The Doctor looked up from fastening his own bracelet on his left wrist. “Oh, just a couple of watches I fiddled with.”
“A wrist watch? We are both gentlemen, Doctor. Surely our pockets are a better repository. But this is no clock I have seen.”
“Digital, you see,” replied the Doctor. “No clockwork.” He tapped his finger on the stone. “Hours. Minutes. Much more accurate, no winding. Of course you don’t get any of that lovely ticking and tocking, but you can’t have everything.”
Sam squinted. He saw it. The leftmost two sigils formed the stroke of a one and the squared circle of a zero, while the two on the right formed another square zero and a right-angled five.
“Ten zero five,” said Sam to himself. He looked up. “That must be five minutes after ten o’clock.” With no sky or window available, though, it was impossible to tell the meridian. Sam cocked his head to read the doctor’s watch. Its stone quoted seven hours and twenty-five minutes.
“We seem to be out of step, Doctor,” Sam said.
“Hm? Oh.” said the Doctor, shaking his wrist and lifting it to his ear. “Never mind,” he smiled. “These are chrono disturbance detectors. I can track whatever’s passing through the vortex to a few miles and half an hour, but we’ll have to decamp for a proper fix.”
The pedestal in the centre of the room chimed like a bell imitating a sunset chorus frog. The Doctor spun around to face the pedestal, its central column rising and falling slowly.

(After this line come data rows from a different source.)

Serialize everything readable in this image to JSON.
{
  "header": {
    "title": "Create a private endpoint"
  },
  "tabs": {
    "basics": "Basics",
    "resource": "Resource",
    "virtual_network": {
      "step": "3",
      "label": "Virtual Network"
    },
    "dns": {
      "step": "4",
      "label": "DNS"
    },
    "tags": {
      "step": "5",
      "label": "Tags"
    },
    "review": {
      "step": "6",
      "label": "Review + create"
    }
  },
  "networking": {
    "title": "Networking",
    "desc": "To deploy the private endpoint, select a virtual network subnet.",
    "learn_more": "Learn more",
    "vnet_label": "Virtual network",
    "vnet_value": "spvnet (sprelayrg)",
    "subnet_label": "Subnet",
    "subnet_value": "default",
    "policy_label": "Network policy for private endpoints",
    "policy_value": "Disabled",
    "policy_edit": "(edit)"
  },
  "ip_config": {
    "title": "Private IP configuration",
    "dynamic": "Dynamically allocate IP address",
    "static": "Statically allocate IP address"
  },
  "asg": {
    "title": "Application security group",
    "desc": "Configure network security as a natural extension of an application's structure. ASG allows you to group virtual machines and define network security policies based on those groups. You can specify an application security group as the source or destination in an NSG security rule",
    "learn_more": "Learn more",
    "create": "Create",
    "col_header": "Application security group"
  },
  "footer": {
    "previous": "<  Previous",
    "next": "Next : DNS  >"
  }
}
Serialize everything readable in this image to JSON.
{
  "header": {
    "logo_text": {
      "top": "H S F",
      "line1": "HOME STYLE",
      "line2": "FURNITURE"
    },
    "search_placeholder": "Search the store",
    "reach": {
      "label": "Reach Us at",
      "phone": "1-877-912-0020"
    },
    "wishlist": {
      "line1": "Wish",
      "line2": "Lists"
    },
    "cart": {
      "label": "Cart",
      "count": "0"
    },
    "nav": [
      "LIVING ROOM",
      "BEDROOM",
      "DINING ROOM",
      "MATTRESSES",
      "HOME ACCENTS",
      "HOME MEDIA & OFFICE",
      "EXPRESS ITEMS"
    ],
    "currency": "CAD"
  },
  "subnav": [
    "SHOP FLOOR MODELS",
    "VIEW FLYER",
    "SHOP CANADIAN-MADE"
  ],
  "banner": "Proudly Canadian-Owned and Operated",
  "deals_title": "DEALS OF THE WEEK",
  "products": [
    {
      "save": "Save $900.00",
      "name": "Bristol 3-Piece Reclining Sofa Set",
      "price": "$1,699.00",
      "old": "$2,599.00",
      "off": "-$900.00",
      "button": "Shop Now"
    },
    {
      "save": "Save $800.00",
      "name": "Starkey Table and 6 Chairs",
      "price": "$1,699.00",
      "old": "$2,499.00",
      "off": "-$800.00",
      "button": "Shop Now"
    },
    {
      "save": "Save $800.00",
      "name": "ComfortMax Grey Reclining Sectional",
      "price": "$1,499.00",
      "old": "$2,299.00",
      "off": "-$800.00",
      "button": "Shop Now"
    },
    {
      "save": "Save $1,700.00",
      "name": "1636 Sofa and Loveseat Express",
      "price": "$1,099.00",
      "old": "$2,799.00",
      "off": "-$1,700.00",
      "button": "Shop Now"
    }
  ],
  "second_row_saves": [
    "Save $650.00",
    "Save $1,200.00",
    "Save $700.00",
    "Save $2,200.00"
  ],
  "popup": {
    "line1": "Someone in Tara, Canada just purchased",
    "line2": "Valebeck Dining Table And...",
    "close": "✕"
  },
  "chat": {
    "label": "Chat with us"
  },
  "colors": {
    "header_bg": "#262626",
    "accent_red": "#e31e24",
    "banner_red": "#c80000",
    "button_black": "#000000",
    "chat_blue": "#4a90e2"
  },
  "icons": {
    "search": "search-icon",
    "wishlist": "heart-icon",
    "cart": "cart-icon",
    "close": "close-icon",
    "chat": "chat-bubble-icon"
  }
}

“Nearly there,” said the Doctor. He placed his hands on the pedestal and adjusted a series of switches and dials. The sight reminded Sam of an organist preparing for a performance. There was sound like a horse whinnying larghetto inside a distant cavern, and then a bump that caused Sam to loose his footing. The Doctor seemed unaffected by the jolt, bouncing on the balls of his feet as he stepped toward the TARDIS door.